On the surface, one might assume Gregory’s article is nothing more than an explanation to people interested that these are two very different camps, and that the sort of people who frequent Campaign for Liberty have no connection to the violent, aggressive goals of various right-wing extremist groups in operation. But Mr. Gregory’s article goes much further than that.
Gregory’s article takes an in-depth look at the tendency of the government, over the course of U.S. history, to overreact to criticism and suppress dissent, even those most peaceful of dissenters, the Quakers. Starting from the horrendous Alien and Sedition Acts of Adams and his Federalist Party, the U.S. government has cracked down on free speech and peaceful dissent of Americans from all angles of the political spectrum—left, right, and centre.
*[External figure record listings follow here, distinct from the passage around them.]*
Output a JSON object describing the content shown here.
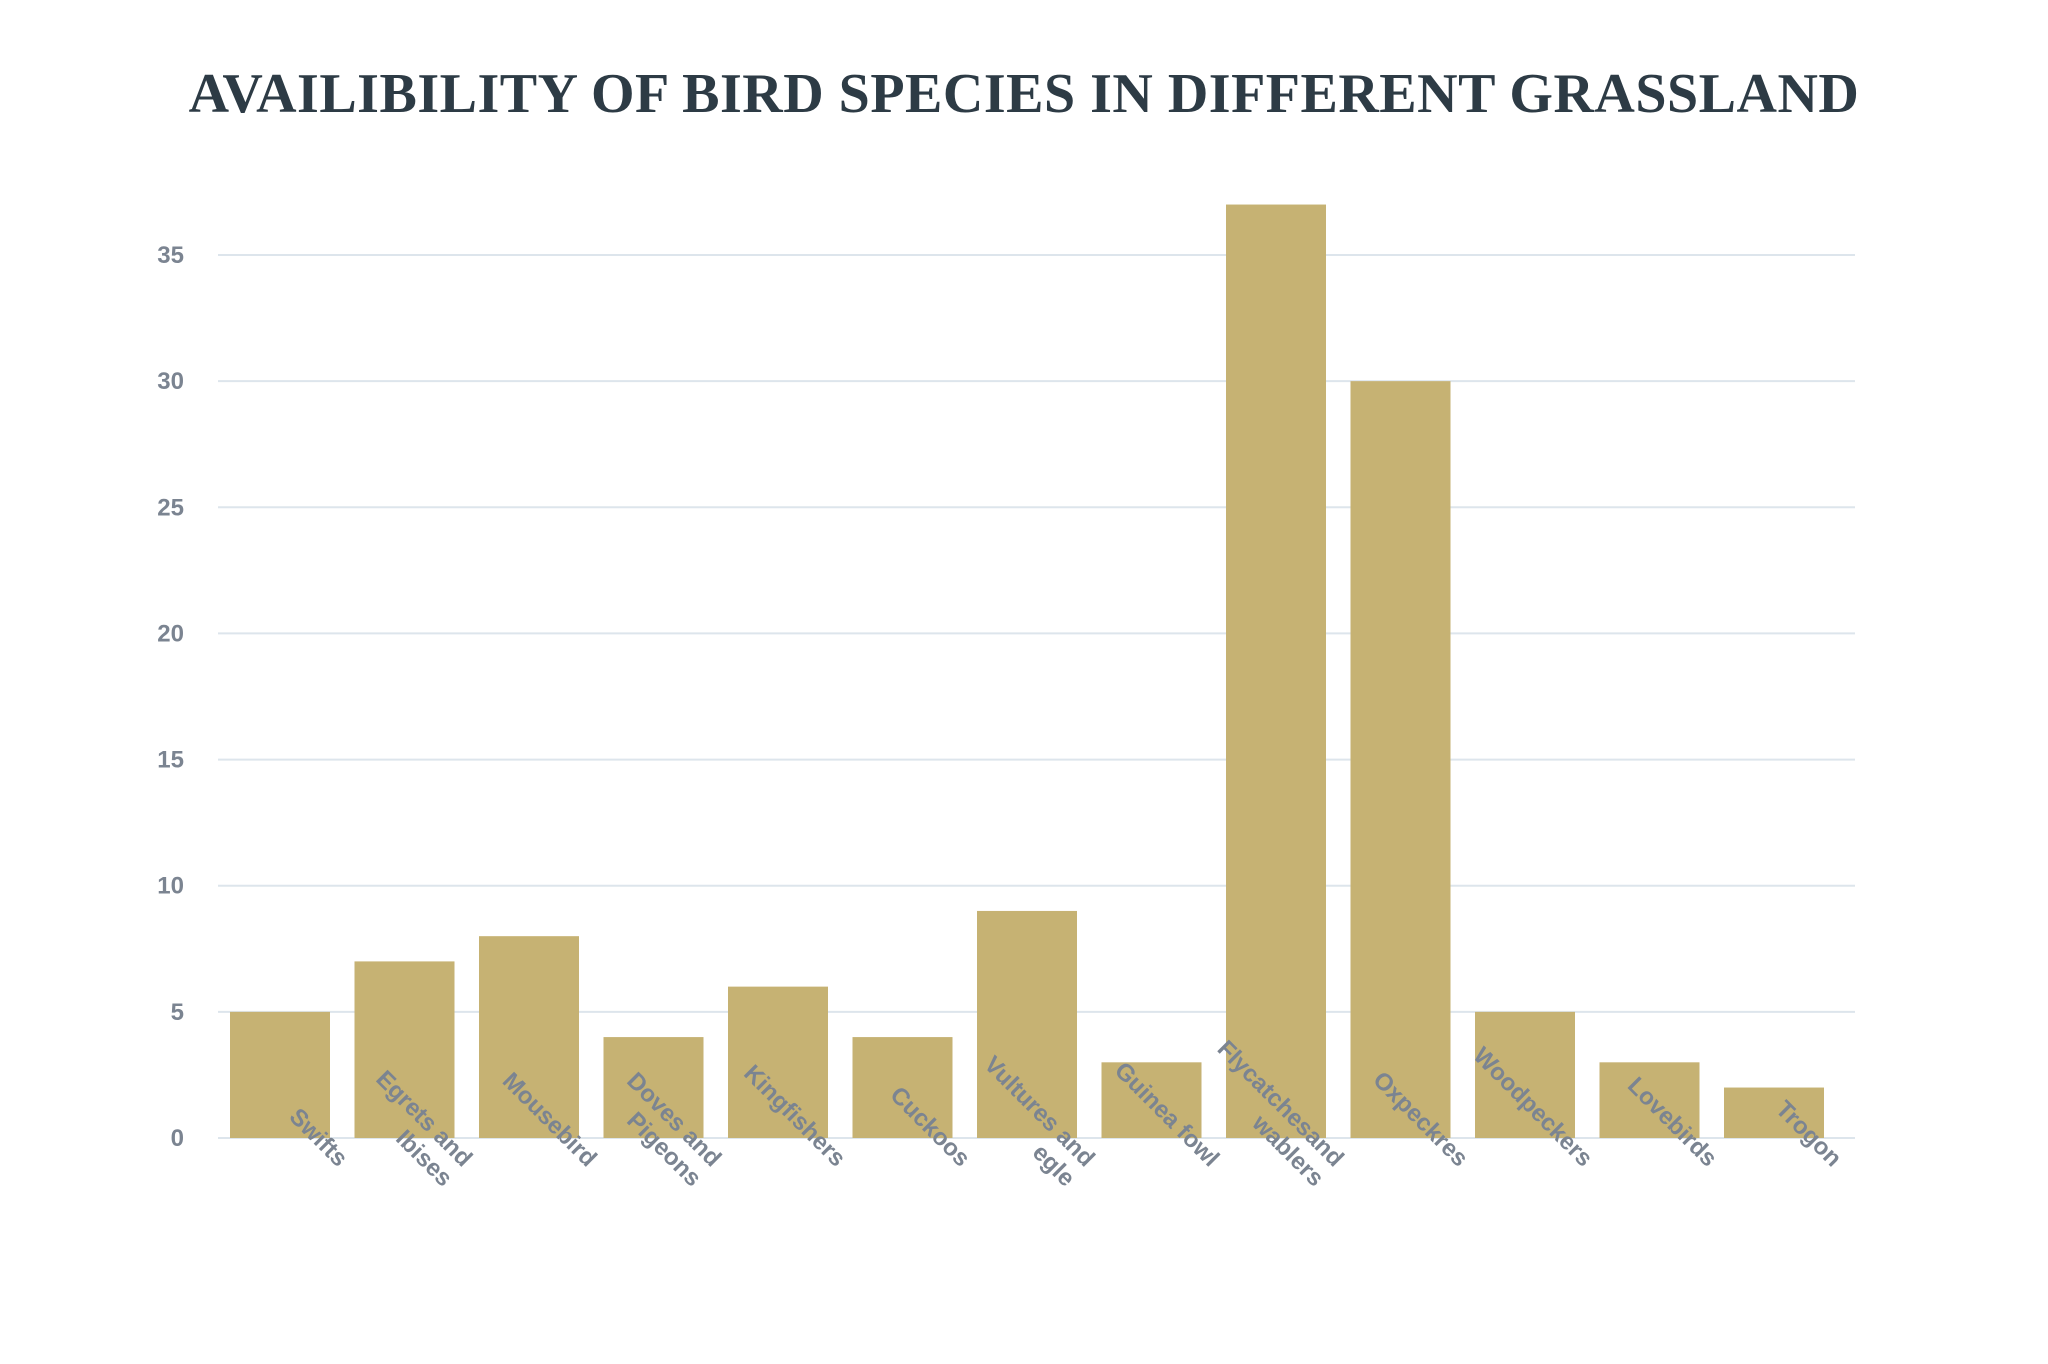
{
  "chart_data": {
    "type": "bar",
    "title": "AVAILIBILITY OF BIRD SPECIES IN DIFFERENT GRASSLAND",
    "xlabel": "",
    "ylabel": "",
    "ylim": [
      0,
      37
    ],
    "yticks": [
      0,
      5,
      10,
      15,
      20,
      25,
      30,
      35
    ],
    "grid": true,
    "bar_color": "#c6b273",
    "grid_color": "#dde5ec",
    "categories": [
      [
        "Swifts"
      ],
      [
        "Egrets and",
        "Ibises"
      ],
      [
        "Mousebird"
      ],
      [
        "Doves and",
        "Pigeons"
      ],
      [
        "Kingfishers"
      ],
      [
        "Cuckoos"
      ],
      [
        "Vultures and",
        "egle"
      ],
      [
        "Guinea fowl"
      ],
      [
        "Flycatchesand",
        "wablers"
      ],
      [
        "Oxpeckres"
      ],
      [
        "Woodpeckers"
      ],
      [
        "Lovebirds"
      ],
      [
        "Trogon"
      ]
    ],
    "values": [
      5,
      7,
      8,
      4,
      6,
      4,
      9,
      3,
      37,
      30,
      5,
      3,
      2
    ]
  }
}
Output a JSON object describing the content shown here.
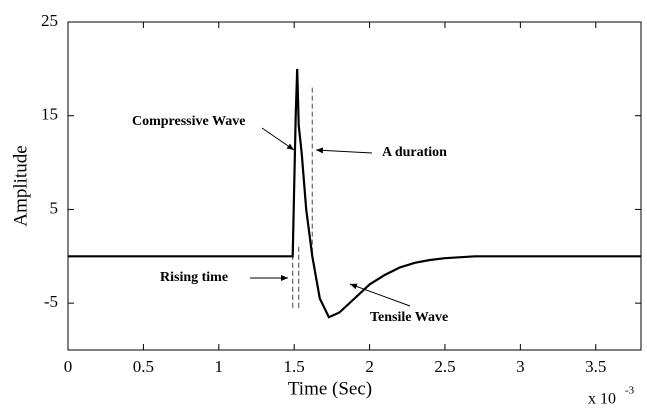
{
  "chart_data": {
    "type": "line",
    "x_label": "Time (Sec)",
    "y_label": "Amplitude",
    "x_multiplier": {
      "base": "x 10",
      "exponent": "-3"
    },
    "x": [
      0,
      1.49,
      1.51,
      1.52,
      1.53,
      1.55,
      1.58,
      1.62,
      1.67,
      1.73,
      1.8,
      1.9,
      2.0,
      2.1,
      2.2,
      2.3,
      2.4,
      2.5,
      2.7,
      2.9,
      3.8
    ],
    "values": [
      0,
      0,
      15,
      20,
      14,
      11,
      5,
      0,
      -4.5,
      -6.5,
      -6,
      -4.5,
      -3,
      -2,
      -1.2,
      -0.7,
      -0.4,
      -0.2,
      0,
      0,
      0
    ],
    "color": "#000000",
    "xlim": [
      0,
      3.8
    ],
    "xticks": [
      0,
      0.5,
      1,
      1.5,
      2,
      2.5,
      3,
      3.5
    ],
    "ylim": [
      -10,
      25
    ],
    "yticks": [
      -5,
      5,
      15,
      25
    ],
    "reference_lines": [
      {
        "x": 1.49,
        "y": [
          1,
          -5.5
        ]
      },
      {
        "x": 1.53,
        "y": [
          1,
          -5.5
        ]
      },
      {
        "x": 1.62,
        "y": [
          18,
          0
        ]
      }
    ],
    "annotations": [
      "Compressive Wave",
      "A duration",
      "Rising time",
      "Tensile Wave"
    ]
  }
}
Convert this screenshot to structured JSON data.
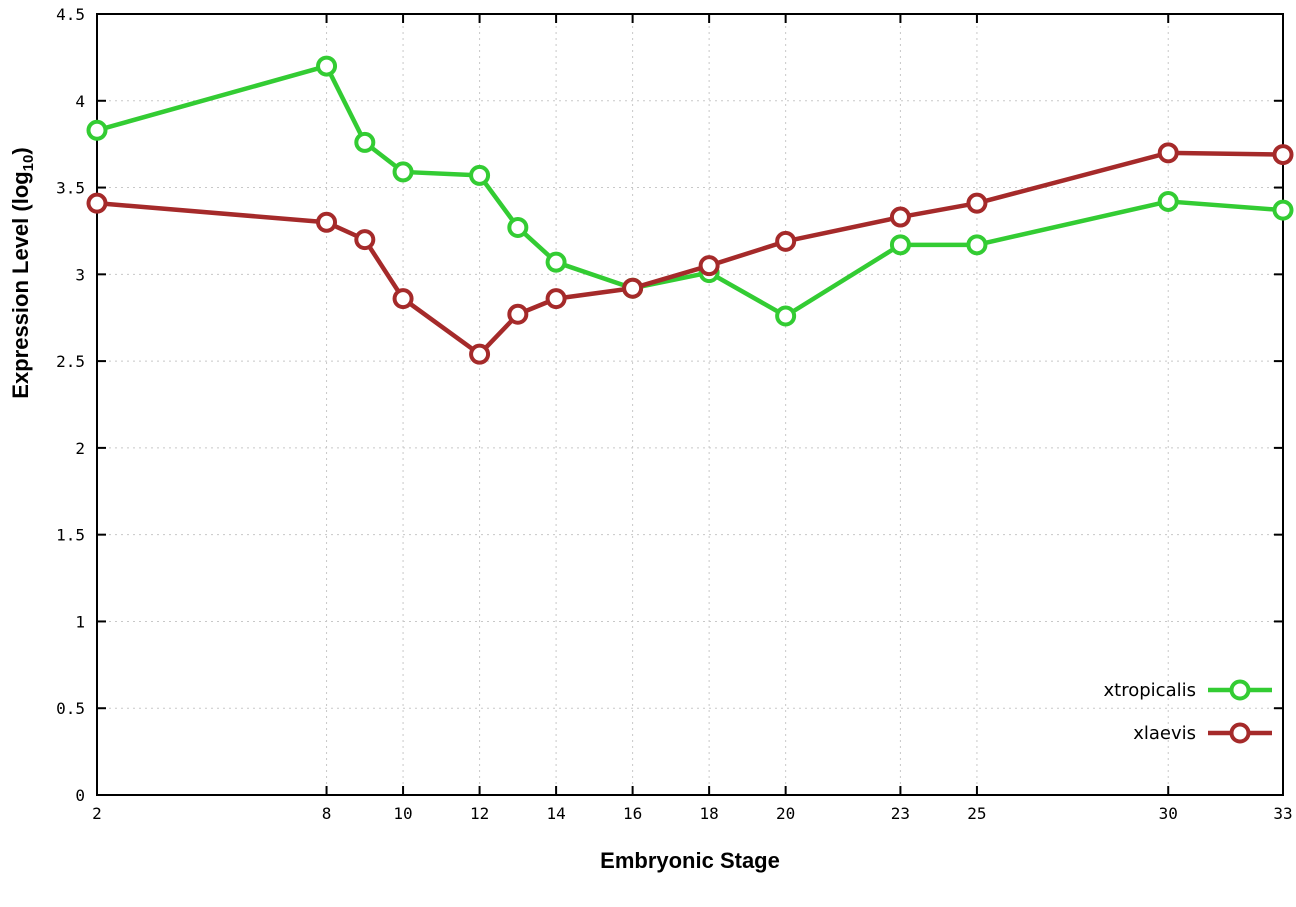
{
  "chart_data": {
    "type": "line",
    "title": "",
    "xlabel": "Embryonic Stage",
    "ylabel_prefix": "Expression Level (log",
    "ylabel_sub": "10",
    "ylabel_suffix": ")",
    "x_ticks": [
      2,
      8,
      10,
      12,
      14,
      16,
      18,
      20,
      23,
      25,
      30,
      33
    ],
    "y_ticks": [
      0,
      0.5,
      1,
      1.5,
      2,
      2.5,
      3,
      3.5,
      4,
      4.5
    ],
    "xlim": [
      2,
      33
    ],
    "ylim": [
      0,
      4.5
    ],
    "grid": true,
    "legend_position": "bottom-right",
    "x": [
      2,
      8,
      9,
      10,
      12,
      13,
      14,
      16,
      18,
      20,
      23,
      25,
      30,
      33
    ],
    "series": [
      {
        "name": "xtropicalis",
        "color": "#33cc33",
        "values": [
          3.83,
          4.2,
          3.76,
          3.59,
          3.57,
          3.27,
          3.07,
          2.92,
          3.01,
          2.76,
          3.17,
          3.17,
          3.42,
          3.37
        ]
      },
      {
        "name": "xlaevis",
        "color": "#a52a2a",
        "values": [
          3.41,
          3.3,
          3.2,
          2.86,
          2.54,
          2.77,
          2.86,
          2.92,
          3.05,
          3.19,
          3.33,
          3.41,
          3.7,
          3.69
        ]
      }
    ],
    "colors": {
      "grid": "#c8c8c8",
      "axis": "#000000",
      "background": "#ffffff",
      "marker_fill": "#ffffff"
    }
  }
}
There is a lot of history here, and although Gregory handles the material with breathtaking clarity, I’m left wanting to read more. No doubt, a book could be written on the subject, detailing these various episodes, the various uses of counter-intelligence and inﬁltration by U.S. officials. If Gregory were to tackle such a subject in book form, I would surely order a copy.
In any event, this article is worth the read.